Greetings over your interweb devices

 

 

 

“You reached for the secret too soon, you cried for the moon.
Shine on you crazy diamond.
Threatened by shadows at night, and exposed in the light.
Shine on you crazy diamond.
Well you wore out your welcome with random precision, rode on the steel breeze.”

My Moscow production assignments were spread out over eight years. During my first visit in 2004 I was met with multiple choruses of “sitcoms will never work here.” Thanks to the hard work and perseverance of some very brave folks who knew better, that project proved a big success. By the time of my next visit in 2007, I actually encountered a few Russian network types who all but claimed to have invented the medium. Sadly, my last visit in 2012 saw a few of our local production execs cutting far too many corners and (we later learned) skimming a lot off the top. So the two pilots I was there to shepherd, adaptations of “The Cosby Show” and of “Rules of Engagement,” never had much of a chance.
It was a very hot July that year and we were on the top floor of a converted radio manufacturing plant built in the Stalin years (the facade still had two order of Lenin awards proudly displayed over the entrance). Not only was there no air conditioning, there was no airflow whatsoever, and we were worried with so many children in the cast that they would suffer heat stroke (it really was that stifling hot up there). Finally, they set up a common area for them in one of the old meeting rooms with a portable air unit.
Two different local producers handled each project — and the woman overseeing the Cosby pilot was much more reasonable and tried her hardest. Ultimately, the project turned out reasonably well — though we really could have used a few more weeks of prep time and maybe just a little more for casting, but unbeknownst to us, the other producer (for the Rules pilot) had arranged a deal so laced with severe penalties if he did not finish by a certain date, that it had to move in to the same space almost immediately after the first was done in order to finish on time.
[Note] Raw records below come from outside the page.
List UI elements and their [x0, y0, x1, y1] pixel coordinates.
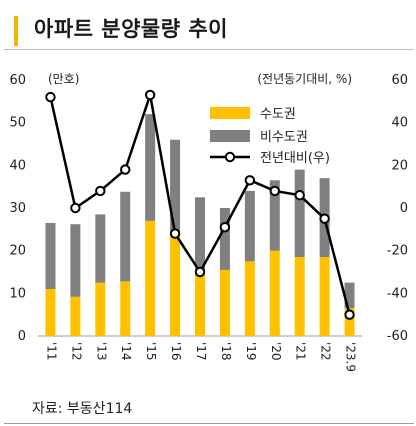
- bottom-divider: [4, 423, 414, 424]
- yoy-point: [219, 222, 231, 233]
- bar-metro: [219, 269, 230, 336]
- x-tick-label: '20: [269, 342, 283, 361]
- bar-metro: [294, 257, 305, 336]
- right-tick-label: -60: [387, 329, 408, 344]
- bar-metro: [344, 308, 355, 336]
- bar-non-metro: [170, 139, 181, 234]
- left-tick-label: 50: [9, 116, 26, 131]
- left-tick-label: 30: [9, 201, 26, 216]
- yoy-point: [169, 228, 181, 239]
- bar-non-metro: [294, 169, 305, 258]
- x-tick-label: '21: [294, 342, 308, 361]
- x-tick-label: '14: [119, 342, 133, 361]
- bar-metro: [170, 233, 181, 336]
- x-axis-labels: '11 '12 '13 '14 '15 '16 '17 '18 '19 '20 '21 '22 '23.…: [44, 342, 357, 372]
- line-series-group: [45, 89, 355, 320]
- x-tick-label: '17: [194, 342, 208, 361]
- bar-metro: [95, 282, 106, 336]
- yoy-point: [319, 213, 330, 224]
- bar-non-metro: [195, 197, 205, 272]
- right-axis-unit-label: (전년동기대비, %): [257, 72, 352, 86]
- legend-label-non-metro: 비수도권: [260, 130, 308, 145]
- left-tick-label: 0: [18, 329, 26, 344]
- title-bar: 아파트 분양물량 추이: [0, 0, 416, 46]
- yoy-point: [344, 309, 355, 320]
- bar-non-metro: [344, 282, 355, 309]
- left-tick-label: 60: [9, 73, 26, 88]
- yoy-point: [194, 266, 206, 278]
- x-tick-label: '18: [219, 342, 233, 361]
- yoy-point: [70, 202, 81, 214]
- x-tick-label: '23.9: [344, 342, 358, 372]
- legend-label-yoy: 전년대비(우): [260, 151, 330, 166]
- x-tick-label: '16: [169, 342, 183, 361]
- bar-non-metro: [45, 222, 56, 290]
- left-axis-unit-label: (만호): [48, 72, 79, 86]
- bar-non-metro: [95, 214, 106, 283]
- yoy-point: [95, 185, 106, 197]
- bar-metro: [244, 261, 255, 336]
- left-tick-label: 10: [9, 286, 26, 301]
- right-tick-label: -40: [387, 286, 408, 301]
- bar-metro: [195, 272, 205, 336]
- x-tick-label: '22: [319, 342, 333, 361]
- bar-metro: [45, 289, 56, 336]
- x-tick-label: '13: [94, 342, 108, 361]
- bar-non-metro: [70, 224, 81, 297]
- chart: 0 10 20 30 40 50 60 -60 -40 -20 0 20 40 60 '11 '12 '13…: [9, 72, 408, 372]
- yoy-point: [269, 185, 280, 197]
- legend-label-metro: 수도권: [260, 107, 296, 122]
- right-tick-label: 40: [391, 116, 408, 131]
- bar-metro: [70, 296, 81, 336]
- legend-marker-yoy: [224, 151, 236, 163]
- right-tick-label: 0: [400, 201, 408, 216]
- page-title: 아파트 분양물량 추이: [34, 17, 229, 41]
- title-accent-bar: [14, 16, 18, 46]
- bar-metro: [269, 250, 280, 336]
- bar-non-metro: [219, 208, 230, 270]
- left-axis: 0 10 20 30 40 50 60: [9, 73, 362, 344]
- left-tick-label: 40: [9, 158, 26, 173]
- title-divider: [4, 49, 414, 50]
- yoy-point: [294, 190, 305, 201]
- yoy-point: [45, 91, 56, 103]
- right-tick-label: -20: [387, 244, 408, 259]
- bar-non-metro: [244, 190, 255, 262]
- legend-swatch-non-metro: [210, 130, 250, 142]
- right-axis: -60 -40 -20 0 20 40 60: [387, 73, 408, 344]
- bar-metro: [319, 257, 330, 336]
- bar-metro: [145, 220, 156, 336]
- left-tick-label: 20: [9, 244, 26, 259]
- source-note: 자료: 부동산114: [32, 401, 133, 417]
- bars-group: [45, 114, 355, 336]
- right-tick-label: 20: [391, 158, 408, 173]
- bar-non-metro: [120, 191, 131, 282]
- bar-non-metro: [269, 180, 280, 251]
- bar-non-metro: [145, 114, 156, 221]
- x-tick-label: '19: [244, 342, 258, 361]
- legend-swatch-metro: [210, 107, 250, 119]
- x-tick-label: '12: [69, 342, 83, 361]
- bar-metro: [120, 281, 131, 336]
- x-tick-label: '11: [44, 342, 58, 361]
- yoy-point: [244, 175, 256, 186]
- yoy-point: [144, 89, 156, 101]
- x-tick-label: '15: [144, 342, 158, 361]
- right-tick-label: 60: [391, 73, 408, 88]
- yoy-point: [120, 164, 131, 175]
Any delay would have been catastrophic (and, I suspect, a few legs might have snapped in the process). I should add, if the first project needed a few more weeks, the second one needed a few more months — or at least a new producer. Neither came our way.
Too bad, too, as Maxine Lapiduss, my US partner on this project, had envisioned a wonderful opening credit sequence for the Cosby project using the whole cast with all sorts of improvised hand painting which resulted in the tableau you see pictured here.
As always, though, with very few exceptions, we worked with some wonderful people — including the same lighting director I met on the first project, “The Nanny,” so many years earlier – a huggable bear of a guy if ever there were one. I still think we could have made it work.